Entretanto, nada comentou com o marido, mas a partir
daí só agiu em função dele. No dia seguinte, procurou um artesão que vendia
bonecos desengonçados nas feiras e nos mercados, e encomendou-lhe uma mão
exatamente igual à sua, pagando adiantado e regiamente - mas só depois de ter
arrancado dele a promessa solene de que ninguém haveria de saber o que ela lhe
pedia. Petrônio, o escultor fracassado, que só conseguia se manter vivo graças
à generosidade de uns poucos que eventualmente adquiriam seus monstrengos, ante
a polpuda quantia oferecida lançou-se de imediato ao trabalho, concluindo-o em
três dias.
Nessa mesma noite, Soraia mostrou a réplica de sua mão
esquerda ao marido. Ele a elogiou muitíssimo, mas quando ficou ciente dos
motivos que haviam animado a esposa a mandar fazê-la, teve uma crise de asma
tão violenta que Soraia, por um momento, acreditou que a escultura corria sério
risco de jamais vir a ser utilizada. Juraci precisou ser levado a um posto de
saúde e só não morreu por puro acaso. Passou a noite inteira encafifado dentro
de um balão de oxigênio e sua dispnéia só cedeu quando o dia clareava. Soraia
permaneceu todo o tempo ao seu lado, segurando sua mão, implorando a Deus para
que não o levasse antes dela, dentre outras coisas por não lhe parecer justa
uma inversão na ordem das mortes depois do que havia gasto.
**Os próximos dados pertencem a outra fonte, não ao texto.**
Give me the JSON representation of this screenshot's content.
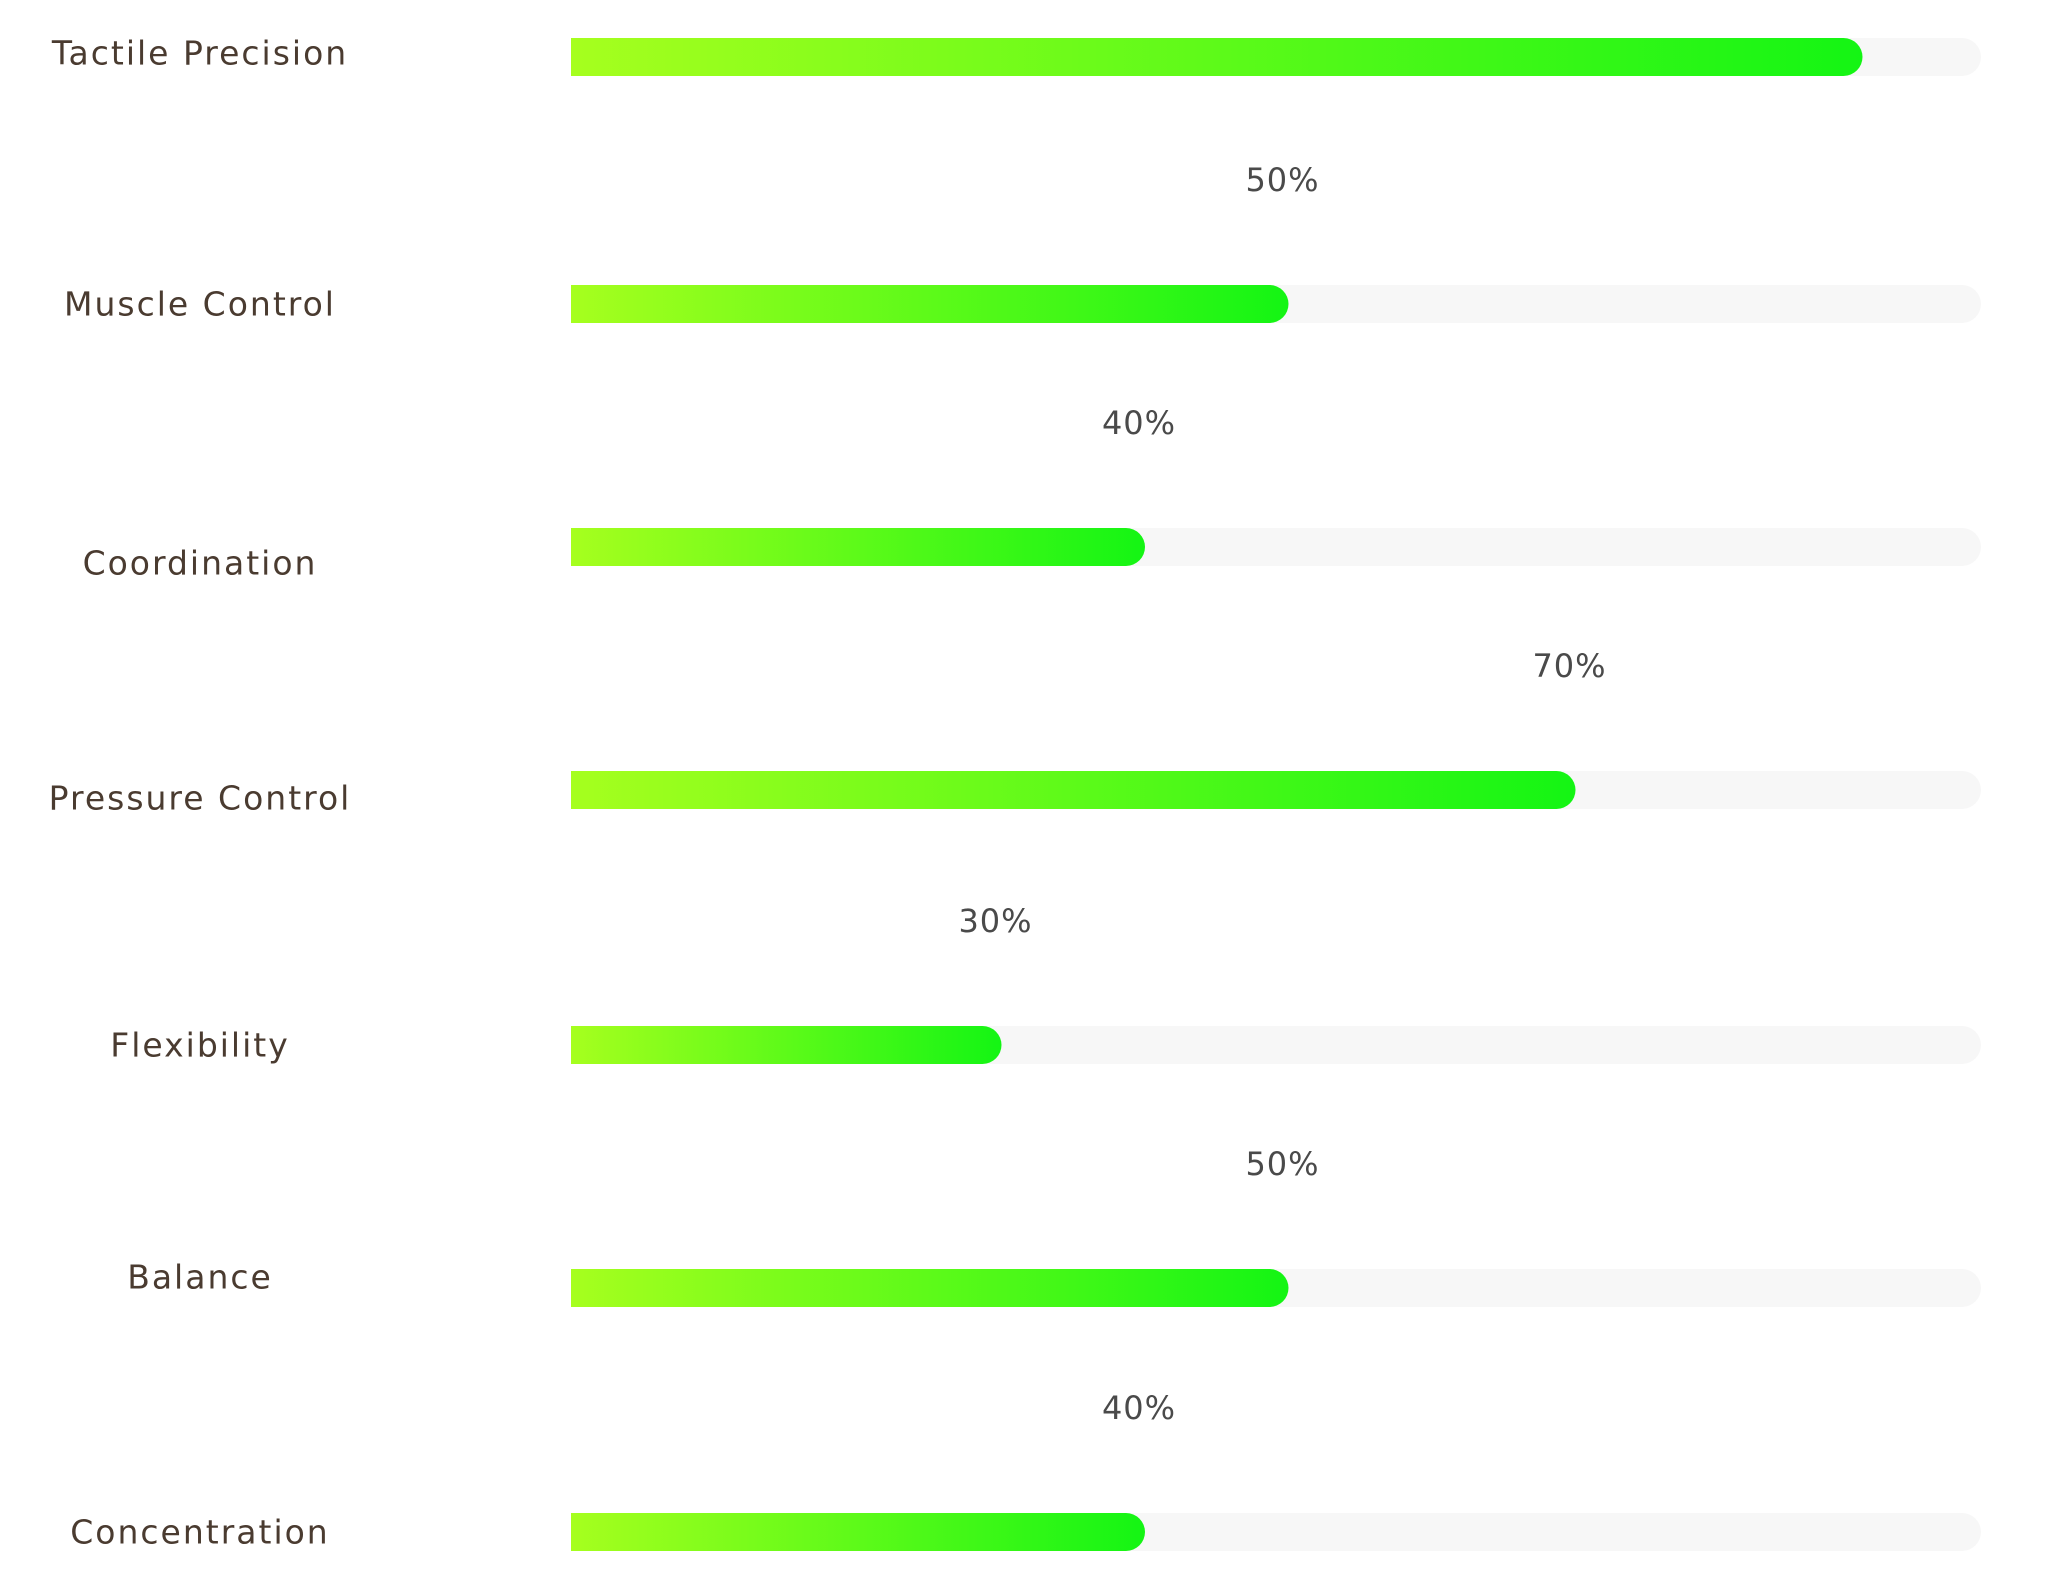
{
  "chart_data": {
    "type": "bar",
    "orientation": "horizontal",
    "categories": [
      "Tactile Precision",
      "Muscle Control",
      "Coordination",
      "Pressure Control",
      "Flexibility",
      "Balance",
      "Concentration"
    ],
    "values": [
      90,
      50,
      40,
      70,
      30,
      50,
      40
    ],
    "value_labels": [
      "",
      "50%",
      "40%",
      "70%",
      "30%",
      "50%",
      "40%"
    ],
    "xlim": [
      0,
      100
    ],
    "grid": false,
    "legend": "none",
    "colors": {
      "bar_start": "#a6ff1e",
      "bar_end": "#14f514",
      "track": "#f7f7f7",
      "label_text": "#4a3b30",
      "value_text": "#4a4a4a"
    }
  }
}
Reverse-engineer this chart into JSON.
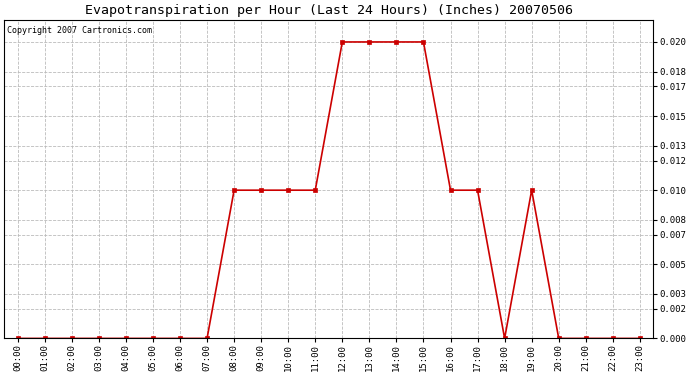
{
  "title": "Evapotranspiration per Hour (Last 24 Hours) (Inches) 20070506",
  "copyright": "Copyright 2007 Cartronics.com",
  "hours": [
    "00:00",
    "01:00",
    "02:00",
    "03:00",
    "04:00",
    "05:00",
    "06:00",
    "07:00",
    "08:00",
    "09:00",
    "10:00",
    "11:00",
    "12:00",
    "13:00",
    "14:00",
    "15:00",
    "16:00",
    "17:00",
    "18:00",
    "19:00",
    "20:00",
    "21:00",
    "22:00",
    "23:00"
  ],
  "values": [
    0.0,
    0.0,
    0.0,
    0.0,
    0.0,
    0.0,
    0.0,
    0.0,
    0.01,
    0.01,
    0.01,
    0.01,
    0.02,
    0.02,
    0.02,
    0.02,
    0.01,
    0.01,
    0.0,
    0.01,
    0.0,
    0.0,
    0.0,
    0.0
  ],
  "line_color": "#cc0000",
  "marker_color": "#cc0000",
  "bg_color": "#ffffff",
  "plot_bg_color": "#ffffff",
  "grid_color": "#bbbbbb",
  "title_fontsize": 9.5,
  "copyright_fontsize": 6,
  "tick_fontsize": 6.5,
  "ytick_values": [
    0.0,
    0.002,
    0.003,
    0.005,
    0.007,
    0.008,
    0.01,
    0.012,
    0.013,
    0.015,
    0.017,
    0.018,
    0.02
  ],
  "ylim": [
    0.0,
    0.0215
  ]
}
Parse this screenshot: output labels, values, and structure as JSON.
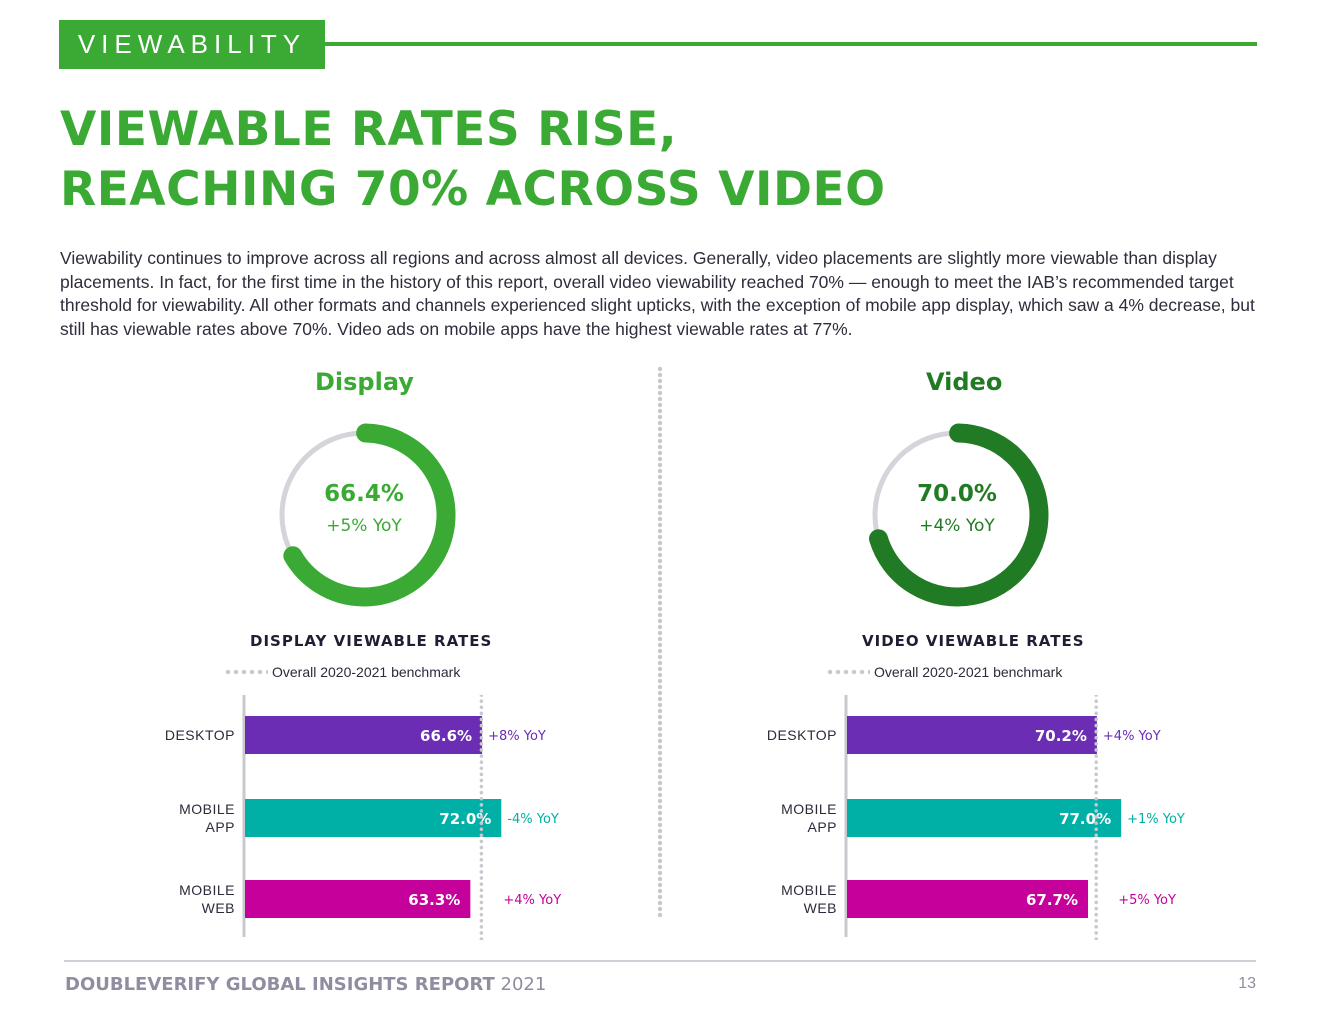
{
  "header": {
    "section_tag": "VIEWABILITY",
    "headline_line1": "VIEWABLE RATES RISE,",
    "headline_line2": "REACHING 70% ACROSS VIDEO"
  },
  "intro_text": "Viewability continues to improve across all regions and across almost all devices. Generally, video placements are slightly more viewable than display placements. In fact, for the first time in the history of this report, overall video viewability reached 70% — enough to meet the IAB’s recommended target threshold for viewability. All other formats and channels experienced slight upticks, with the exception of mobile app display, which saw a 4% decrease, but still has viewable rates above 70%. Video ads on mobile apps have the highest viewable rates at 77%.",
  "colors": {
    "brand_green": "#3aaa35",
    "video_green": "#217a24",
    "donut_track": "#d4d4da",
    "desktop": "#6a2db4",
    "mobile_app": "#00b0a6",
    "mobile_web": "#c6009a"
  },
  "footer": {
    "report_name": "DOUBLEVERIFY GLOBAL INSIGHTS REPORT",
    "year": "2021",
    "page_number": "13"
  },
  "chart_data": [
    {
      "type": "pie",
      "title": "Display",
      "value_label": "66.4%",
      "value": 66.4,
      "yoy": "+5% YoY",
      "color": "#3aaa35"
    },
    {
      "type": "pie",
      "title": "Video",
      "value_label": "70.0%",
      "value": 70.0,
      "yoy": "+4% YoY",
      "color": "#217a24"
    },
    {
      "type": "bar",
      "orientation": "horizontal",
      "title": "DISPLAY VIEWABLE RATES",
      "legend": "Overall 2020-2021 benchmark",
      "benchmark": 66.4,
      "xlim": [
        0,
        100
      ],
      "categories": [
        [
          "DESKTOP"
        ],
        [
          "MOBILE",
          "APP"
        ],
        [
          "MOBILE",
          "WEB"
        ]
      ],
      "values": [
        66.6,
        72.0,
        63.3
      ],
      "value_labels": [
        "66.6%",
        "72.0%",
        "63.3%"
      ],
      "yoy_labels": [
        "+8% YoY",
        "-4% YoY",
        "+4% YoY"
      ],
      "colors": [
        "#6a2db4",
        "#00b0a6",
        "#c6009a"
      ]
    },
    {
      "type": "bar",
      "orientation": "horizontal",
      "title": "VIDEO VIEWABLE RATES",
      "legend": "Overall 2020-2021 benchmark",
      "benchmark": 70.0,
      "xlim": [
        0,
        100
      ],
      "categories": [
        [
          "DESKTOP"
        ],
        [
          "MOBILE",
          "APP"
        ],
        [
          "MOBILE",
          "WEB"
        ]
      ],
      "values": [
        70.2,
        77.0,
        67.7
      ],
      "value_labels": [
        "70.2%",
        "77.0%",
        "67.7%"
      ],
      "yoy_labels": [
        "+4% YoY",
        "+1% YoY",
        "+5% YoY"
      ],
      "colors": [
        "#6a2db4",
        "#00b0a6",
        "#c6009a"
      ]
    }
  ]
}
Quando regressaram a casa, Juraci não mais silvava
como um cão agonizante, mas em contrapartida tornou-se catatônico. Soraia
tentou durante todo o dia convencê-lo de que agira pensando unicamente nele, na
sua tranqüilidade noturna, na perpetuação do antigo hábito, mas Juraci
permanecia aferrado à sua postura pétrea de general de estátua. Passava das
onze quando, já rouca e esgotada, Soraia decidiu finalmente renunciar a que o
marido reconhecesse a grandeza de seu gesto. Colocando então a mão sintética e
borrachuda numa caixinha de vidro, beijou o marido, foi para o seu quarto,
deitou-se e morreu imediatamente.
Durante os quinze dias que se seguiram à misteriosa
morte, Juraci não ousou tocar naquela mão eternizada, mas também não conseguiu
dormir um minuto sequer - apenas cochilava durante o dia, no máximo por alguns
minutos. Recorreu a sedativos, inventou os mais variados estratagemas para
atrair o sono, mas foi tudo inútil. Quando finalmente se convenceu de que não
lhe restava outra alternativa a não ser a de seguir a recomendação da falecida,
foi para a cama com a caixinha e tão logo se pôs em contato com a réplica
dormiu de imediato.
A partir daí, Juraci nunca mais teve qualquer problema
para dormir, porque jamais deixou de se deitar de mãos dadas com o precioso
objeto. Sua relação com ele, aliás, não se limitava ao mero ato de usufruir
suas propriedades soporíferas; quando saía para passear, por exemplo, levava-o
sempre consigo, se bem que oculto, pois não lhe interessava que os outros
soubessem de sua existência. Afora isso, lavava-o com freqüência, escovava-o e
depois de certo tempo habituou-se a passar esmalte uma vez por semana nas unhas
da escultura, utilizando invariavelmente a tonalidade preferida da esposa, um
rosa desmaiado.
Diante de tal quadro, não se torna nem um pouco
difícil compreender porque Juraci conseguia suportar tão bem - dentro do
possível, evidentemente - a ausência da esposa. Guardadas as devidas
proporções, era como se ela continuasse em sua casa e em sua vida. É até
provável que seu amor por Soraia tenha aumentado depois da morte dela, pois
nunca fora tão atencioso e gentil com a esposa como o era agora com a réplica
de sua mão esquerda. Sempre a amara, é verdade, mas de forma econômica,
homeopática, pouco expansiva, como se no fundo temesse um esvaziamento
prematuro de suas reservas afetivas.
E assim, apaixonado e certo de que chegaria mesmo a
completar um século, Juraci foi levando sua vida. E certamente teria conseguido
o prodígio de viver cem anos não tivesse tido a idéia de comemorar o primeiro
aniversário de viúvo chamando seus amigos mais chegados para uma singular
reunião social. Aos que estranharam o aparentemente insólito convite declarou,
em tom solene, que tinha certeza de que Soraia aprovaria aquela iniciativa,
posto que a mesma fora concebida visando homenageá-la. Sim, toda a conversa
haveria de girar em torno dela, da maravilhosa relação que haviam mantido por
mais de meio século - Juraci só não revelou que pretendia recitar alguns
sonetos que compusera pensando na finada e que gostaria de submeter à sincera
avaliação de seus amigos. Se aprovados, prosseguiria dando vazão à verve
poética de que se julgava possuído e mais tarde, quem sabe, tentaria
publicá-los. Já havia até mesmo escolhido o título da possível coletânea: “Soneraia”-
que, como se vê, é a sutil mescla de soneto com Soraia.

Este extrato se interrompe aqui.